You should be afraid

Worrying about the yield curve has become popular again in the financial press. My inner contrarian would usually find that incredibly bullish. However, in our judgement, the typical response from most analysts is to summarily dismiss the signal from the bond market. As I noted in November last year("the flood is the fault of the rain"), the persistent flattening of the curve is genuinely troublesome for future growth, profits and equity prices. The recent underperformance of financial stocks, despite robust first-quarter profits, may also be a reflection of the flatter curve. The big picture point is that no major inversion of the curve has ended well. More prosaically, inverted yield curves occur when monetary policy is tight. The Federal Reserve has explicitly signalled that they anticipate policy to be restrictive in 2020. However, there are a couple of subtle, but important points to note from a timing or tactical perspective.

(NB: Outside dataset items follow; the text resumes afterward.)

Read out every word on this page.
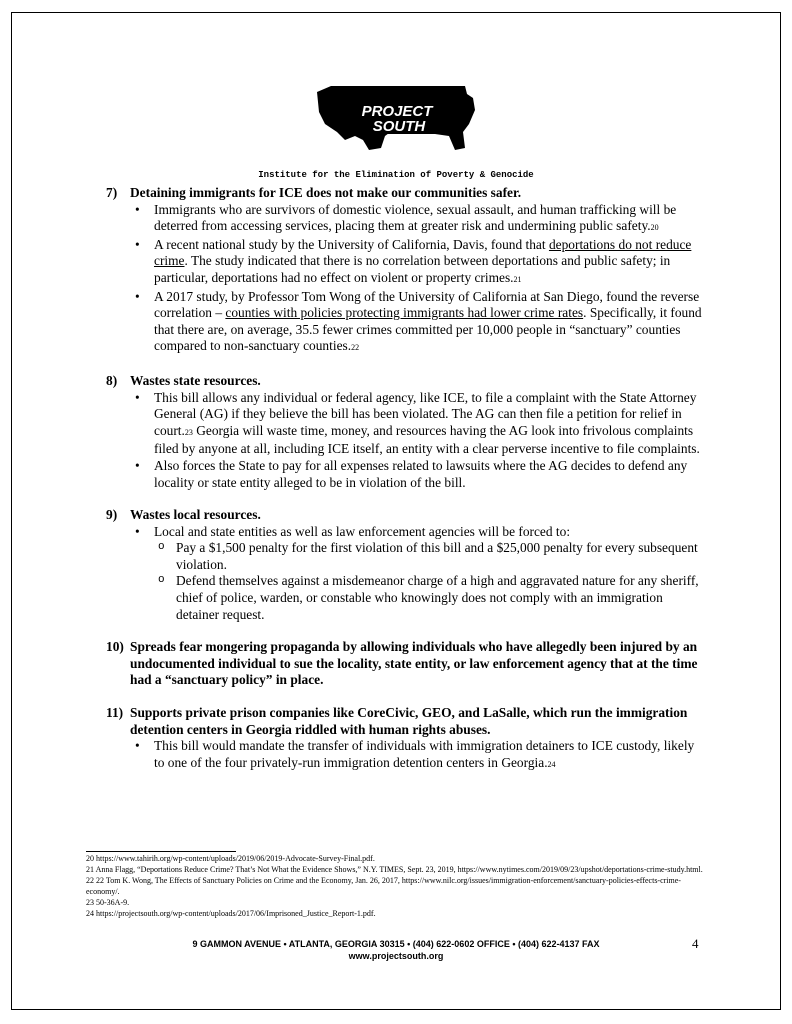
PROJECT
SOUTH
Institute for the Elimination of Poverty & Genocide
7) Detaining immigrants for ICE does not make our communities safer.
• Immigrants who are survivors of domestic violence, sexual assault, and human trafficking will be deterred from accessing services, placing them at greater risk and undermining public safety.20
• A recent national study by the University of California, Davis, found that deportations do not reduce crime. The study indicated that there is no correlation between deportations and public safety; in particular, deportations had no effect on violent or property crimes.21
• A 2017 study, by Professor Tom Wong of the University of California at San Diego, found the reverse correlation – counties with policies protecting immigrants had lower crime rates. Specifically, it found that there are, on average, 35.5 fewer crimes committed per 10,000 people in “sanctuary” counties compared to non-sanctuary counties.22
8) Wastes state resources.
• This bill allows any individual or federal agency, like ICE, to file a complaint with the State Attorney General (AG) if they believe the bill has been violated. The AG can then file a petition for relief in court.23 Georgia will waste time, money, and resources having the AG look into frivolous complaints filed by anyone at all, including ICE itself, an entity with a clear perverse incentive to file complaints.
• Also forces the State to pay for all expenses related to lawsuits where the AG decides to defend any locality or state entity alleged to be in violation of the bill.
9) Wastes local resources.
• Local and state entities as well as law enforcement agencies will be forced to:
o Pay a $1,500 penalty for the first violation of this bill and a $25,000 penalty for every subsequent violation.
o Defend themselves against a misdemeanor charge of a high and aggravated nature for any sheriff, chief of police, warden, or constable who knowingly does not comply with an immigration detainer request.
10) Spreads fear mongering propaganda by allowing individuals who have allegedly been injured by an undocumented individual to sue the locality, state entity, or law enforcement agency that at the time had a “sanctuary policy” in place.
11) Supports private prison companies like CoreCivic, GEO, and LaSalle, which run the immigration detention centers in Georgia riddled with human rights abuses.
• This bill would mandate the transfer of individuals with immigration detainers to ICE custody, likely to one of the four privately-run immigration detention centers in Georgia.24

20 https://www.tahirih.org/wp-content/uploads/2019/06/2019-Advocate-Survey-Final.pdf.

21 Anna Flagg, “Deportations Reduce Crime? That’s Not What the Evidence Shows,” N.Y. TIMES, Sept. 23, 2019, https://www.nytimes.com/2019/09/23/upshot/deportations-crime-study.html.

22 22 Tom K. Wong, The Effects of Sanctuary Policies on Crime and the Economy, Jan. 26, 2017, https://www.nilc.org/issues/immigration-enforcement/sanctuary-policies-effects-crime-economy/.

23 50-36A-9.

24 https://projectsouth.org/wp-content/uploads/2017/06/Imprisoned_Justice_Report-1.pdf.

9 GAMMON AVENUE • ATLANTA, GEORGIA 30315 • (404) 622-0602 OFFICE • (404) 622-4137 FAX
www.projectsouth.org
4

First, while the yield curve has an excellent historical track record at major inflection points, it tends to lead the business and profit cycle by around two years. The lead is long and variable. Second, and perhaps more important is the fact that the curve must invert for a valid signal. During the 1994 tightening cycle the curve flattened sharply, but growth remained firm and the curve never inverted until the end of the business cycle five years later. Clearly, the flattening of the yield curve in that episode occurred years in advance of the 2001 recession. Nonetheless, once the curve moved negative and policy was restrictive the US economy experienced a business and profit recession. The large correction in equity prices also reflected extreme overvaluation in 2000 and a divergence between earnings and price well in advance of the bear market. Inversion of the curve in 2006-2007 was a valid signal.

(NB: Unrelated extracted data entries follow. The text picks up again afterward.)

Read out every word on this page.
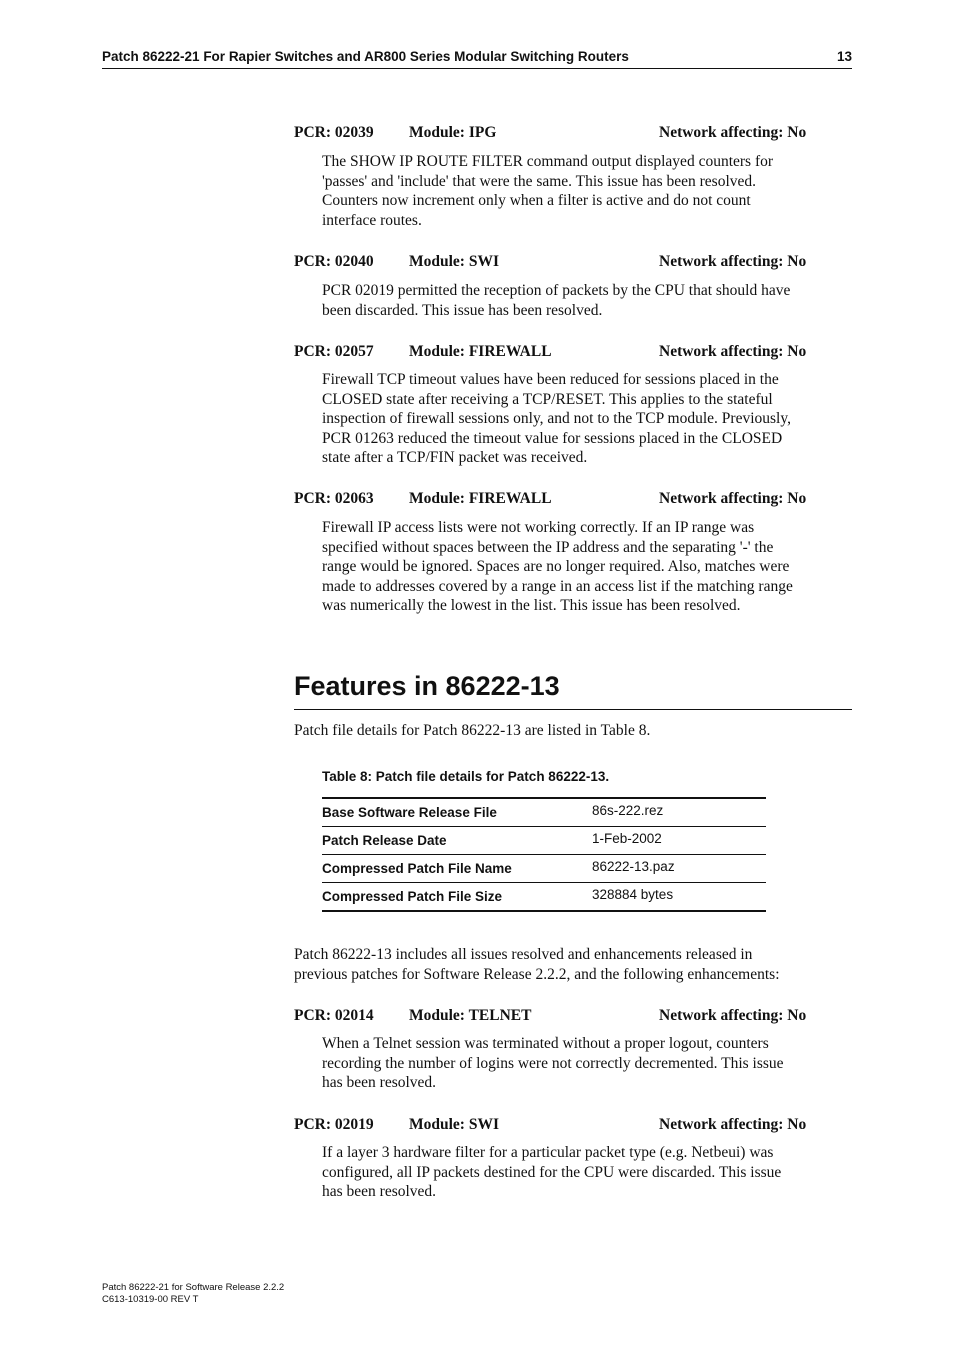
Patch 86222-21 For Rapier Switches and AR800 Series Modular Switching Routers	13
PCR: 02039 Module: IPG	Network affecting: No
The SHOW IP ROUTE FILTER command output displayed counters for
'passes' and 'include' that were the same. This issue has been resolved.
Counters now increment only when a filter is active and do not count
interface routes.
PCR: 02040 Module: SWI	Network affecting: No
PCR 02019 permitted the reception of packets by the CPU that should have
been discarded. This issue has been resolved.
PCR: 02057 Module: FIREWALL	Network affecting: No
Firewall TCP timeout values have been reduced for sessions placed in the
CLOSED state after receiving a TCP/RESET. This applies to the stateful
inspection of firewall sessions only, and not to the TCP module. Previously,
PCR 01263 reduced the timeout value for sessions placed in the CLOSED
state after a TCP/FIN packet was received.
PCR: 02063 Module: FIREWALL	Network affecting: No
Firewall IP access lists were not working correctly. If an IP range was
specified without spaces between the IP address and the separating '-' the
range would be ignored. Spaces are no longer required. Also, matches were
made to addresses covered by a range in an access list if the matching range
was numerically the lowest in the list. This issue has been resolved.
Features in 86222-13

Patch file details for Patch 86222-13 are listed in Table 8.

Table 8: Patch file details for Patch 86222-13.
Base Software Release File	86s-222.rez
Patch Release Date	1-Feb-2002
Compressed Patch File Name	86222-13.paz
Compressed Patch File Size	328884 bytes
Patch 86222-13 includes all issues resolved and enhancements released in
previous patches for Software Release 2.2.2, and the following enhancements:
PCR: 02014 Module: TELNET	Network affecting: No
When a Telnet session was terminated without a proper logout, counters
recording the number of logins were not correctly decremented. This issue
has been resolved.
PCR: 02019 Module: SWI	Network affecting: No
If a layer 3 hardware filter for a particular packet type (e.g. Netbeui) was
configured, all IP packets destined for the CPU were discarded. This issue
has been resolved.
Patch 86222-21 for Software Release 2.2.2
C613-10319-00 REV T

The final point to note is that policy in this cycle is clearly complicated by unconventional measures including the asset purchase programs by central banks. Nonetheless, the flattening of the curve and the signal by the Federal Reserve on policy accommodation over the coming years is probably still valid. That US Total debt, primarily driven by an increase in corporate and public debt, and investor leverage is at a new record high suggests that the level at which policy becomes restrictive may be much lower level relative to history. It is plausible that another 50-75 basis points on the funds' rate might take policy to a restrictive level.

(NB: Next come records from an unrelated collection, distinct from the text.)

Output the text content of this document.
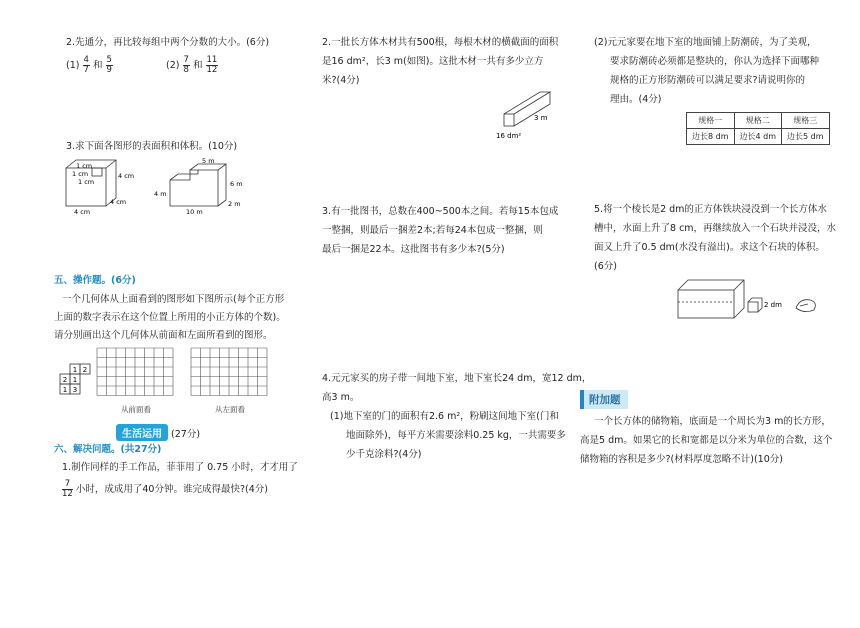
2.先通分，再比较每组中两个分数的大小。(6分)
$(1) \frac{4}{7}$ 和 $\frac{5}{9}$	$(2) \frac{7}{8}$ 和 $\frac{11}{12}$
3.求下面各图形的表面积和体积。(10分)
1 cm
1 cm
1 cm
4 cm
4 cm
4 cm
5 m
6 m
4 m
10 m
2 m
五、操作题。(6分)
一个几何体从上面看到的图形如下图所示(每个正方形
上面的数字表示在这个位置上所用的小正方体的个数)。
请分别画出这个几何体从前面和左面所看到的图形。
1 2
2 1
1 3
从前面看	从左面看
生活运用 (27分)
六、解决问题。(共27分)
1.制作同样的手工作品，菲菲用了 0.75 小时，才才用了
$\frac{7}{12}$ 小时，成成用了40分钟。谁完成得最快?(4分)
2.一批长方体木材共有500根，每根木材的横截面的面积
是16 dm²，长3 m(如图)。这批木材一共有多少立方
米?(4分)
3 m
16 dm²
3.有一批图书，总数在400~500本之间。若每15本包成
一整捆，则最后一捆差2本;若每24本包成一整捆，则
最后一捆是22本。这批图书有多少本?(5分)
4.元元家买的房子带一间地下室，地下室长24 dm，宽12 dm，
高3 m。
(1)地下室的门的面积有2.6 m²，粉刷这间地下室(门和
地面除外)，每平方米需要涂料0.25 kg，一共需要多
少千克涂料?(4分)
(2)元元家要在地下室的地面铺上防潮砖，为了美观，
要求防潮砖必须都是整块的，你认为选择下面哪种
规格的正方形防潮砖可以满足要求?请说明你的
理由。(4分)
规格一	规格二	规格三
边长8 dm	边长4 dm	边长5 dm
5.将一个棱长是2 dm的正方体铁块浸没到一个长方体水
槽中，水面上升了8 cm，再继续放入一个石块并浸没，水
面又上升了0.5 dm(水没有溢出)。求这个石块的体积。
(6分)
2 dm
附加题
一个长方体的储物箱，底面是一个周长为3 m的长方形，
高是5 dm。如果它的长和宽都是以分米为单位的合数，这个
储物箱的容积是多少?(材料厚度忽略不计)(10分)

For markets, as we noted last year, that will coincide with liquidity withdrawal and a negative feedback loop similar, but more extreme than we experienced in the first quarter. Central banks have not eliminated the business cycle. Rather, by encouraging a long phase of stability through extreme liquidity provision, they have propelled leverage to a new record level and set up asset prices for an even greater phase of instability. The nature of the market or the regime has already changed. The price action is no longer a steady, low volatility uptrend, but a much broader range. Tactically we are bullish equities in the near term, but over the coming quarters, you should be afraid, very afraid. 


Agree nick. We are advocating holding more liquid alternatives, hedging, and raising cash. We believe there is another one or two quarters of decent returns before the growth environment materially changes due to the risks you mentioned.